Rhetorical scholars view protestors as facing nearly impossible rhetorical situations in which they are viewed as illegitimate, systematically denied access to normal channels and procedures, and have severely limited powers of reward and punishment. Confrontation is inevitable because clashes between protestors and institutions and their supporters occur in zerosum situations in which one party’s relative gain is the other’s relative loss. Rhetorical struggles become moral battles for power and legitimacy to define and control the social order. Institutions are loath to share powers with forces they see an uninformed at best and evil at worst, and protestors provoke confrontations and violent reactions to reveal how ugly institutions really are.

Those studying rhetoric and social protest claim that confrontational strategies in social protests are not only inevitable but essential for successful outcomes of protestors and the development and improvement of society. Protestors resort to coercive rhetoric to persuade target audiences that dire consequences are likely, if not certain, to make these audiences feel forced to comply and convinced of the protestor’s probable capacity and intent to follow through with threatened action. The focus is to understand them as opportunities for social growth and progress, adaptation, and evolution.

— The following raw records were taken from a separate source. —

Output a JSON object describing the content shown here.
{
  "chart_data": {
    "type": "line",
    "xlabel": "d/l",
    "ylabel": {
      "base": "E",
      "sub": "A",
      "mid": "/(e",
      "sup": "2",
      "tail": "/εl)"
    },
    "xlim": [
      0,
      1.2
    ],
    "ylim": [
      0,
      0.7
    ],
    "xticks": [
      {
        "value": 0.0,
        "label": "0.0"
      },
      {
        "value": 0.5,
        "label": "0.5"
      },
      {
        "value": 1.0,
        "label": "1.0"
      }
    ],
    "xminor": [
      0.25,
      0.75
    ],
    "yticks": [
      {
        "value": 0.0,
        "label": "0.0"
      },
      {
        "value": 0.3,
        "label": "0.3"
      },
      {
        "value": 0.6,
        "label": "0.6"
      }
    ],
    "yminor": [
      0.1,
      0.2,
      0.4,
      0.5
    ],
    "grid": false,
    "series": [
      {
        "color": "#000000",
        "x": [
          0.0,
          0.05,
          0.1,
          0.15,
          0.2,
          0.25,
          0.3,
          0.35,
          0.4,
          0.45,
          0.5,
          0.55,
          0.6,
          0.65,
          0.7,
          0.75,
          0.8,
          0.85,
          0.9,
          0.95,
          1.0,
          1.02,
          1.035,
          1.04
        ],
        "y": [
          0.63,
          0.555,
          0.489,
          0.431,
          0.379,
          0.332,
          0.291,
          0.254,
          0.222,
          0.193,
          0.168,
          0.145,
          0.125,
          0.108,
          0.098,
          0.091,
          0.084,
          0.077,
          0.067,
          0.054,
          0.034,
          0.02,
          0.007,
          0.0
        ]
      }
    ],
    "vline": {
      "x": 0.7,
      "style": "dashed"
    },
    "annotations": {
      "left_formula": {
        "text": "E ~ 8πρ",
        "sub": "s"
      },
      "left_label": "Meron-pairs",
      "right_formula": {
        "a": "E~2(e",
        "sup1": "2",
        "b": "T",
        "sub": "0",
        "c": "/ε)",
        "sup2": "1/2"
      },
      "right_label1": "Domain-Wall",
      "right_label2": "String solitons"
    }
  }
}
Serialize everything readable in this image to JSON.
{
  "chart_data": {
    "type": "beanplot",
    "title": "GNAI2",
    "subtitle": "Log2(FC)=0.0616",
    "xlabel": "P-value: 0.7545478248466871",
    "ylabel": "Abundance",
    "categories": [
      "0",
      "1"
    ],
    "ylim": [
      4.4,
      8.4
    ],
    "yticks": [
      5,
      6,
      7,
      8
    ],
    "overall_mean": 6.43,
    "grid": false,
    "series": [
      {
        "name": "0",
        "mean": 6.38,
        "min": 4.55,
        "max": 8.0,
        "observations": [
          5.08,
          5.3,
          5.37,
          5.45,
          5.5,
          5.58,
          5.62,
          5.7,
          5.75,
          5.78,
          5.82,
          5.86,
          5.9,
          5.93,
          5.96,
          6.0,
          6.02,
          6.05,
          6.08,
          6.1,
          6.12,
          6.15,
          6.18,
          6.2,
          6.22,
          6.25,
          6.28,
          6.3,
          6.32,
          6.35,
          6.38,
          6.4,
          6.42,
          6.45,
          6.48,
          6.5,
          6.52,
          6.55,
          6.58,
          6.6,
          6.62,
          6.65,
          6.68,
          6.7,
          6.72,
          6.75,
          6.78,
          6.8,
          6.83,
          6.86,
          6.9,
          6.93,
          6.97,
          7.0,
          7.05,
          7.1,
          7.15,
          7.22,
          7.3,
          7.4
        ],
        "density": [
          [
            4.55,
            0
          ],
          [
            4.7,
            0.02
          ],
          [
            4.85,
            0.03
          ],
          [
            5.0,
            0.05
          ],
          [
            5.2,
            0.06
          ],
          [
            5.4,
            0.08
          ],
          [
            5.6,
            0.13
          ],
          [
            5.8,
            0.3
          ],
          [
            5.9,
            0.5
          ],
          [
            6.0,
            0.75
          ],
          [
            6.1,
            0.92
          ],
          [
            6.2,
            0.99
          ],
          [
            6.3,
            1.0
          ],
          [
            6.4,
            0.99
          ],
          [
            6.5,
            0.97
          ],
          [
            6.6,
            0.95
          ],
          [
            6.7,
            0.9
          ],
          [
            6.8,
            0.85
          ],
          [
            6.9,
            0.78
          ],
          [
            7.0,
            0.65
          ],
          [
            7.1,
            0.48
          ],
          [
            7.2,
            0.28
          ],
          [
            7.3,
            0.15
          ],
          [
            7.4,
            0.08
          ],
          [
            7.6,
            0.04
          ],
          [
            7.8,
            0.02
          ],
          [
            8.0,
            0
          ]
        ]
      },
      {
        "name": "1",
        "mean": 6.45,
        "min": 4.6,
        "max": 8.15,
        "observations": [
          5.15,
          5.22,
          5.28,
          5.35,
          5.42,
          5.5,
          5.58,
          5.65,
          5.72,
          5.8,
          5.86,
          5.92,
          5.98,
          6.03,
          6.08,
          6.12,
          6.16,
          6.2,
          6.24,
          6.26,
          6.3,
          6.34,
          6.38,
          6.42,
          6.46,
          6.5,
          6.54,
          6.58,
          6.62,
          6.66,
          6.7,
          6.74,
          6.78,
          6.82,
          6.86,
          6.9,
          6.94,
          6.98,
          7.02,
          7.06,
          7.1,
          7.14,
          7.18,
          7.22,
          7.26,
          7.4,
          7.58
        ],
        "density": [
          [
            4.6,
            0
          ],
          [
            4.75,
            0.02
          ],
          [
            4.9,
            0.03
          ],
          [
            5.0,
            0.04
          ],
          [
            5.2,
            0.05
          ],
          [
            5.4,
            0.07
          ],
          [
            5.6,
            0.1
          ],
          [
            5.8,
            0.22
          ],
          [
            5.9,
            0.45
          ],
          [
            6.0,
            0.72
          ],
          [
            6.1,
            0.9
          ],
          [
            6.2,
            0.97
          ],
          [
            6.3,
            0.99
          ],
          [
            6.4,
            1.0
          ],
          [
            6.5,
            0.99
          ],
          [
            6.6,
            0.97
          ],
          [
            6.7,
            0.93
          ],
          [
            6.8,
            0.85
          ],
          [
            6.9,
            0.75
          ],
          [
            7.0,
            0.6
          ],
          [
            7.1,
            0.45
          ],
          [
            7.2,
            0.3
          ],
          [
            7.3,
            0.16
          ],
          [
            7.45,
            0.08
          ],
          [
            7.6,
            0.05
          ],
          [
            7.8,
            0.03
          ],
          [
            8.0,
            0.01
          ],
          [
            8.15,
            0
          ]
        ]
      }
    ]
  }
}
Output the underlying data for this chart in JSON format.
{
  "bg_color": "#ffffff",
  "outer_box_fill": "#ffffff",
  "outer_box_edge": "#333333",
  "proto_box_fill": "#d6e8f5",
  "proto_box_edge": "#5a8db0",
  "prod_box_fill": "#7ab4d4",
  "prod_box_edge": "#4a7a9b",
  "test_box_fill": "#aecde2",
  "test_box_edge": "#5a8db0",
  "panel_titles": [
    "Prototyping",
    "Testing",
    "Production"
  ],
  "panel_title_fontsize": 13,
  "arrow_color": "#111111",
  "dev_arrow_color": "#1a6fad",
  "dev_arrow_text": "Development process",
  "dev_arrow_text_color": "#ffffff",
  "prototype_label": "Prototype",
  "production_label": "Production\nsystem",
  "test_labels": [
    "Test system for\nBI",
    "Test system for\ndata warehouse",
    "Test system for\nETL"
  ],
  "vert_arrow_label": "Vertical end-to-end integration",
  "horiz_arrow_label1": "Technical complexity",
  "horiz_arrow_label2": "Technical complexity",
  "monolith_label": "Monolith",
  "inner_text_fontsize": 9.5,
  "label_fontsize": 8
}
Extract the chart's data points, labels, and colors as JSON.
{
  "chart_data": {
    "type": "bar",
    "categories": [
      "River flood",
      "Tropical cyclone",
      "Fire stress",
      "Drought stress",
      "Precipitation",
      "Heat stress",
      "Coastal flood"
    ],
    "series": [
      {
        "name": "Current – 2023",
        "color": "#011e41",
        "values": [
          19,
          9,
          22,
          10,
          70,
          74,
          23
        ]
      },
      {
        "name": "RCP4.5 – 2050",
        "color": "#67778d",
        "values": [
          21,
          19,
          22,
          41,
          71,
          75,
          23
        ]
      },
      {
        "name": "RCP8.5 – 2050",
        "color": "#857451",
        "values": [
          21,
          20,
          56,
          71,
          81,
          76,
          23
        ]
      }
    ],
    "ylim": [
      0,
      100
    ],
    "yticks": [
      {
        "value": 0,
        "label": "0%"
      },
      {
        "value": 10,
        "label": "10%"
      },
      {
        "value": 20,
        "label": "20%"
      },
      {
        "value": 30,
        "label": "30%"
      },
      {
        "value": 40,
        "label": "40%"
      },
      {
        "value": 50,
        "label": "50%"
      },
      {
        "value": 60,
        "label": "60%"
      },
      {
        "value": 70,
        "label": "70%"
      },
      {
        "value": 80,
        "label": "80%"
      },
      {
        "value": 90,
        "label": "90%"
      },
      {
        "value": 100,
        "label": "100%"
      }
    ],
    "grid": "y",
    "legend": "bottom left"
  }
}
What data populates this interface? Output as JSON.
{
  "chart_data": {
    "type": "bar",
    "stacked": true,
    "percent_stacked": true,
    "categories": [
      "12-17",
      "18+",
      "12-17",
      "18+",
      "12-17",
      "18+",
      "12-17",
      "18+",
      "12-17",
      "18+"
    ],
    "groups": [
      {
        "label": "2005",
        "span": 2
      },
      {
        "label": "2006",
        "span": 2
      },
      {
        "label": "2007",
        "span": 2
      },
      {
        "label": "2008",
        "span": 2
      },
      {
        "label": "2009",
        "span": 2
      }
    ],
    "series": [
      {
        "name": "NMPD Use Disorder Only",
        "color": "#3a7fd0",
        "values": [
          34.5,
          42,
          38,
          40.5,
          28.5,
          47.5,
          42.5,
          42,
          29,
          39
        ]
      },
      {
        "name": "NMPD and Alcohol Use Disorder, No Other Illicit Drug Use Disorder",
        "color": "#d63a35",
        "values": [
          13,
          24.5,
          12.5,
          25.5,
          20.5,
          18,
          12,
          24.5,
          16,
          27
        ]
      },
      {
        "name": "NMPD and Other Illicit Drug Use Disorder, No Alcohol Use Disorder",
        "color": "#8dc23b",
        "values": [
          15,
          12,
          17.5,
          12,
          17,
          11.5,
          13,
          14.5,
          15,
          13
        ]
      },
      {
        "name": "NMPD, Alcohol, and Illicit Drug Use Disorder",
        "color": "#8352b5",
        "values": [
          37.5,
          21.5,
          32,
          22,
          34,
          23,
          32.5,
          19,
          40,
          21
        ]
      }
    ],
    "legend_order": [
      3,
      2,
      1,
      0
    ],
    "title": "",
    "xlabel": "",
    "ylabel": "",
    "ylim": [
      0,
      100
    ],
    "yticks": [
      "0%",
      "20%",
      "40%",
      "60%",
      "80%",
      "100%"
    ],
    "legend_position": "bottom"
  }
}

A functional approach sees rhetoric as the agency through which protestors perform necessary functions that enable organized efforts to come into existence, to meet oppositions, and perhaps to succeed in bringing about or resisting change. Studies focus on the channels protestors use to transmit their messages to believers, nonbelievers, and the opposition and to sustain their efforts. Social protestors have always sought access to ‘new media,’ starting with the printing press and moving on to the telegraph, telephone, radio, television, Internet, and now social media.

Bibliography:

  1. Morris, C. & Browne, S. (eds.) (2006). Readings on the rhetoric of social protest. State College, PA: Strata.
  2. Stewart, C. (1980). A functional approach to the rhetoric of social movements. Central States Speech Journal, (31), 298–305.
  3. Stewart, C., Smith, C. A., & Denton, R. (2007). Persuasion and social movements, 5th edn. Long Grove, IL: Waveland.